Spencer King’s Time Now tracks the grief-driven descent of Jenny (Eleanor Lambert, the daughter of Diane Lane & Christopher Lambert), a young mother forced to reopen old family wounds after a tragedy brings her home. Eleanor’s family is Detroit-born and -bred, but she left them all behind when, wanting nothing to do with them, she and her husband moved north. Unfortunately, Eleanor’s husband cheats, and she’s miserable, secluded and alone. It’s a lousy life she leads, lousier when she gets the call that Victor (Sebastian Beacon), her twin brother, died in a car accident.
Back in the city, Jenny reconnects with her family to mixed results. Her mother, Joan (Claudia Black), resents her. Her father, Geoff (Peter Knox), is less harsh. Her aunt Helen (Jeannine Thompson) does her best to help Jenny and watch her son, Andrew, while Jenny tries to piece herself together. She finds herself connecting with Victor’s friends and coming to learn he had a thriving life in the local arts scene under the pseudonym Gonzo. Victor’s friend Kash (Xxavier Polk) and a girl named Tanja (Paige Kendrick) help Jenny more deeply understand her brother’s world. Soon, though, she starts to suspect the car accident might not have been the whole story behind her brother’s untimely demise.

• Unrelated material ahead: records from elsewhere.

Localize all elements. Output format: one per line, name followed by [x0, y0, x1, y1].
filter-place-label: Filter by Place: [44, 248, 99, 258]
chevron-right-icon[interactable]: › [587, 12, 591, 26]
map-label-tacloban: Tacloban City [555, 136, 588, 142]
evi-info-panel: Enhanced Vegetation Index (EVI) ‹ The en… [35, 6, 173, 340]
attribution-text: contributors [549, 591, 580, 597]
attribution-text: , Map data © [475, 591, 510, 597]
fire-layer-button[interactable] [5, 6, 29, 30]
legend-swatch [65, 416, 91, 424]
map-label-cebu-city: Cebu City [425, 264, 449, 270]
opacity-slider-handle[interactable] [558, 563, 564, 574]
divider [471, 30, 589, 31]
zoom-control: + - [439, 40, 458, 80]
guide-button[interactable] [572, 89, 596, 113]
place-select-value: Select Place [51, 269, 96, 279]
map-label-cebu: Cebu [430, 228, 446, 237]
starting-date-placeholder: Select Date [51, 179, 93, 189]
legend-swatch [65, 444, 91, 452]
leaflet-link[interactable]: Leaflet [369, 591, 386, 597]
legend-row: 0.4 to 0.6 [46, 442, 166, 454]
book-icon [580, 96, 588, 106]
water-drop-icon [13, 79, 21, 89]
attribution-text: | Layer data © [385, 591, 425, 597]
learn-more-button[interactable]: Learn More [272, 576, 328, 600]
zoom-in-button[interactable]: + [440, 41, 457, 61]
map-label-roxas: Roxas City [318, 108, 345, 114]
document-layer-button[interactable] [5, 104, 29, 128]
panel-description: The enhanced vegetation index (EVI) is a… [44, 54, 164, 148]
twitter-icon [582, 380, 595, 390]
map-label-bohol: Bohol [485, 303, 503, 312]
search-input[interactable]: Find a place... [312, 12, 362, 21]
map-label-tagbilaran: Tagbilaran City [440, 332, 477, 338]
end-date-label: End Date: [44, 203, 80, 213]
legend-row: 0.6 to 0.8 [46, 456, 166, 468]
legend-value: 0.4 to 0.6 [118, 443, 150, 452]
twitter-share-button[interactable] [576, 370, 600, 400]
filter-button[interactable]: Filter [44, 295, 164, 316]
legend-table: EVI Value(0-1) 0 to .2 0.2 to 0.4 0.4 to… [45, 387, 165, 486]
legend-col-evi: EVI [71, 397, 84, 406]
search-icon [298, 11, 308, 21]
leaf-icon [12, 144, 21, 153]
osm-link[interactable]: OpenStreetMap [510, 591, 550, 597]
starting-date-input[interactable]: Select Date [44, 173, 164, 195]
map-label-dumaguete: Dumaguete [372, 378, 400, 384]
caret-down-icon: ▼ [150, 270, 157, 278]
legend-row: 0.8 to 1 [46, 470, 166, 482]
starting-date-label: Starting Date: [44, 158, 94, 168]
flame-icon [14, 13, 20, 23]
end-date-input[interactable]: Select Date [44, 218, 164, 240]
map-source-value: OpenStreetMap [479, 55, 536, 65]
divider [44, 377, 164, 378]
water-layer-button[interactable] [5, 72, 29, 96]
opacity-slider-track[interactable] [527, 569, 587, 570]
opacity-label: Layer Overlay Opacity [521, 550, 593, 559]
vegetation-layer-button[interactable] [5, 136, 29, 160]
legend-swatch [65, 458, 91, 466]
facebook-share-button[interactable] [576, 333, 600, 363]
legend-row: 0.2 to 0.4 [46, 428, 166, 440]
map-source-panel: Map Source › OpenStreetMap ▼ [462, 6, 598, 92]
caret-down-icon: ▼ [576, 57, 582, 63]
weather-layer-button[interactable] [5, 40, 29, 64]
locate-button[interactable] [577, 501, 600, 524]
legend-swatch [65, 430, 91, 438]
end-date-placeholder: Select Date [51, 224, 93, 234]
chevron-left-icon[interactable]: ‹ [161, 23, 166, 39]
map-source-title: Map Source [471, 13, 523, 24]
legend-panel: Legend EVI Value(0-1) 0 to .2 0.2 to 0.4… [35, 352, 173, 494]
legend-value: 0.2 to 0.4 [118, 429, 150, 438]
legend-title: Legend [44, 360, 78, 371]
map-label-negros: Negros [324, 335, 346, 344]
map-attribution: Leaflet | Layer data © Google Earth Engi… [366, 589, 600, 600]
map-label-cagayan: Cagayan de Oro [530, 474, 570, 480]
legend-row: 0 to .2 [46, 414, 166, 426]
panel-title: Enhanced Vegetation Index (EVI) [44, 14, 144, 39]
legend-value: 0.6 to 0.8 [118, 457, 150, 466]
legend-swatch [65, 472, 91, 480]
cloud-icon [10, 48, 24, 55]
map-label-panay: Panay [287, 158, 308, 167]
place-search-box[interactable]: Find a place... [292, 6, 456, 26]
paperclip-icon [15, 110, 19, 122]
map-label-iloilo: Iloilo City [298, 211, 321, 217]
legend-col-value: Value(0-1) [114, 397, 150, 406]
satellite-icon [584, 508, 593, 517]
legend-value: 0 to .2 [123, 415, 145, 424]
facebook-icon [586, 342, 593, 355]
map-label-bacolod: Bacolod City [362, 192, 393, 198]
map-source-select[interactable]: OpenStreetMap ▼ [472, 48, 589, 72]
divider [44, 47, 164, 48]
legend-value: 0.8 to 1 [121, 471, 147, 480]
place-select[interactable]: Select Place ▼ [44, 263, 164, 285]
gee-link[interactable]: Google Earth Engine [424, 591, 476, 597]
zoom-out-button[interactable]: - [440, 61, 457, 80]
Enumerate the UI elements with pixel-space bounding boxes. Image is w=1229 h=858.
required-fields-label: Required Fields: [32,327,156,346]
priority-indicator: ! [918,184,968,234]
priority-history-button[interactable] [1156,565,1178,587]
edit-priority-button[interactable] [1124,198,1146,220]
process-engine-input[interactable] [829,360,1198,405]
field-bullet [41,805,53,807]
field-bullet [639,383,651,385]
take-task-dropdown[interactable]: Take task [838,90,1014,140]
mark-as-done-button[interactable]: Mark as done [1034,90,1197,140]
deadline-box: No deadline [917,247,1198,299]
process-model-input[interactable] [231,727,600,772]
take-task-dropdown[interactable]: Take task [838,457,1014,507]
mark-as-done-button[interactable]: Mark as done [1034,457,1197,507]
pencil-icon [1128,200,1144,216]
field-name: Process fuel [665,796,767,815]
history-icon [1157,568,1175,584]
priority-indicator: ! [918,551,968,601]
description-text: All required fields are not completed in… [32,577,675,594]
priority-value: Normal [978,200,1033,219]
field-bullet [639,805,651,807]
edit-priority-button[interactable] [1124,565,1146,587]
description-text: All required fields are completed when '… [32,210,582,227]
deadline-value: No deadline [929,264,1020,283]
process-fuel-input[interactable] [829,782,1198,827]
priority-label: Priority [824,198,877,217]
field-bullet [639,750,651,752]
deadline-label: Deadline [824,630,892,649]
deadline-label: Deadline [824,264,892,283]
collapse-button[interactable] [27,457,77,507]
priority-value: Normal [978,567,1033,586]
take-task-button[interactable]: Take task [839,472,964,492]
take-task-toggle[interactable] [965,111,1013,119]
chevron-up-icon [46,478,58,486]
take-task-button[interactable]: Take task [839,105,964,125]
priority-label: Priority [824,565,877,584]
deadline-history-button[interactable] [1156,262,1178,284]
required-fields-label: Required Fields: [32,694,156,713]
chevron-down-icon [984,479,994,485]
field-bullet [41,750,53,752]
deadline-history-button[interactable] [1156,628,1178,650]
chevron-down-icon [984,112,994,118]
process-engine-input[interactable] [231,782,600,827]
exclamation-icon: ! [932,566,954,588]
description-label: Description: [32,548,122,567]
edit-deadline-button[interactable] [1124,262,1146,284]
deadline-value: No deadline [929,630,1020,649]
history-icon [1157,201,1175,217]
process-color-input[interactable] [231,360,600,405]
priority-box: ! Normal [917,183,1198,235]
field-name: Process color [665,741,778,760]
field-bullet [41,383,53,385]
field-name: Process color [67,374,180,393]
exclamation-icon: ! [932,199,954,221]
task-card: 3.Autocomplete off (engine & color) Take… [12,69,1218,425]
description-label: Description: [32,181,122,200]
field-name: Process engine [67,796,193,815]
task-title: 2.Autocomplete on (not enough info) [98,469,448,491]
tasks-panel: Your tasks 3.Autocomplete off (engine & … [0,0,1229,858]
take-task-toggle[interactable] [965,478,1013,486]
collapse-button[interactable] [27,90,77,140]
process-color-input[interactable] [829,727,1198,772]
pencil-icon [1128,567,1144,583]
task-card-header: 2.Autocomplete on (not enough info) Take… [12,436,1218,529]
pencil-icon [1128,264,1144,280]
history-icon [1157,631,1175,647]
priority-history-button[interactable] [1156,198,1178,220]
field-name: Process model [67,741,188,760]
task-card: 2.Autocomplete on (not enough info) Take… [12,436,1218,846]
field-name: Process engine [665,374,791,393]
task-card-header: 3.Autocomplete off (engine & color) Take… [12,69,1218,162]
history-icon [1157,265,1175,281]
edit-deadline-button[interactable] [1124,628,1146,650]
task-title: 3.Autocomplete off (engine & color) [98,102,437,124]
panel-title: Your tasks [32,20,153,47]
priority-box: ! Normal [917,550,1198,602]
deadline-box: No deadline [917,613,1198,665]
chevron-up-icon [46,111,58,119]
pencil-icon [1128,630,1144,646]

Time Now is billed as a thriller. There’s a gun introduced at the start that does eventually go off, a murder-mystery and some psychedelia to make the audience questions Jenny’s mental state. However, there’s not much that’s thrilling for most of the running time. It’s a dirge of sorts, a bleak and unsparing look a woman at the end of her ability to handle everything life is throwing at her. She wants to find a purpose in Victor’s death partly because she doesn’t want to believe he’s gone, but mostly because she feels she failed him. Where the story goes is, admittedly, shocking and fresh. But to call it thrilling? I don’t know if that’s the right word. “Compelling” would be more accurate for its high points.
That said, there’s a lot of Time Now that doesn’t quite sing — well-meaning monologues in the front seats of cars, church sermons, sudden lapses into spoken poetry performances. There’s a lot going on and it doesn’t all gel from moment to moment. Despite the best efforts of the cast, it’s a fairly thin story without much in the way of B-plot to accompany Jenny’s downward spiral. It’s her show — and Lambert does a good job in the role — but by the end, my emotional state was closer to exhaustion than anything else.
On balance, the willingness in King’s script to take Time Now in an unconventional direction in its final moments makes the more frustrating moments of the film worthwhile. It’s certainly well-cast, mostly well-shot and, in its best moments, not what you expect.